The United States opening its doors to greater numbers of Central Americans fleeing violence is necessary. However, it is not a solution. The Trump administration has gone all in on deterrence. Charging first time border-crossers with crimes. Separating parents from families. Making it more difficult for people fleeing violence to demonstrate credible fear at the border and winning asylum in the legal system. Threatening Mexico and Honduras if they are unable, or unwilling, to prevent desperate people from reaching the US border.
The Obama administration clearly did not have a pro-human dignity approach to migration. However, there were efforts to make it safer for migrants to apply for asylum in their own countries without passing through treacherous terrain in Mexico. Of course, that was at the same time that the US administration sent additional resources to Mexico for it to fortify its southern border with Guatemala. The difference between the Obama and Trump on immigration is significant but more a matter of degree.
The Obama administration also pushed for $1 billion in assistance to the region to tackle the root causes of why people are fleeing.

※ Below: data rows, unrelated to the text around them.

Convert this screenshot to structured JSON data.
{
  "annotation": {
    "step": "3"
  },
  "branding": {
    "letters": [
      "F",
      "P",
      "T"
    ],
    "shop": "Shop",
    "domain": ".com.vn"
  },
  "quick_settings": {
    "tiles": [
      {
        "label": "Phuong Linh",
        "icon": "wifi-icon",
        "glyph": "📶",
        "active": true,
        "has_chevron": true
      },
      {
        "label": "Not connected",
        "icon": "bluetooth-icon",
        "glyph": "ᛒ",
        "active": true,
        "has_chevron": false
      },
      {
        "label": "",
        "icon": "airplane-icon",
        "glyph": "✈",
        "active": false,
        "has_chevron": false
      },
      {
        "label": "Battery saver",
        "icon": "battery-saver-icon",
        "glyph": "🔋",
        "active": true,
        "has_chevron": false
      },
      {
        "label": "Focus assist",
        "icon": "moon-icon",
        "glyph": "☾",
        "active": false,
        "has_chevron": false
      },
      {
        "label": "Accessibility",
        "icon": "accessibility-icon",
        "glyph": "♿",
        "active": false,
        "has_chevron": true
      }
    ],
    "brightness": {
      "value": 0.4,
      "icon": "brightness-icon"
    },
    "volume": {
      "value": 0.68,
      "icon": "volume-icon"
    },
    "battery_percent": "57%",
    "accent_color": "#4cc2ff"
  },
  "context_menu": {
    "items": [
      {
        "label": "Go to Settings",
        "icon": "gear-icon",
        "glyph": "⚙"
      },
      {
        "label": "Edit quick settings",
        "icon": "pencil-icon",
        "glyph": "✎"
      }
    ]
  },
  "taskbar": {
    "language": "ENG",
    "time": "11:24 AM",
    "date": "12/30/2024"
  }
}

The amount on its own was not enough but it was a good start. Unfortunately, it's not clear yet what that money has accomplished and whether anymore will be forthcoming from this administration. The previous administration supported rule of law programs like CICIG and MACCIH. These two institutions have continued to come under attack by the region's political elites, and cracks in US support are becoming more evident. The US made significant investments through the Millennium Challenge Corporation, Partnership for Growth, CARSI, and dozens of other economic, security, and governance programs. There was little evidence of sustained progress even with this assistance.
There's very little evidence that this administration cares about tackling the root causes of violence in the region. When Trump was elected, the goal was to prevent conditions from getting much worse. That's probably still the goal. Conditions in El Salvador, Honduras, and Guatemala have not improved. Nicaragua's "paradise" has been shattered. Mexico can't figure out whether it needs to sell out its southern neighbors and its own soul in order to remain in the relative good graces of its northern neighbor. This is a time when the region needs more attention and assistance. It doesn't mean that we had to double down on the support that the previous administration provided. There are other tools available.
However, it's not clear that the Trump administration has any intention of supporting those programs implemented during the previous administration or coming up with plans of its own or in consultation with our neighbors.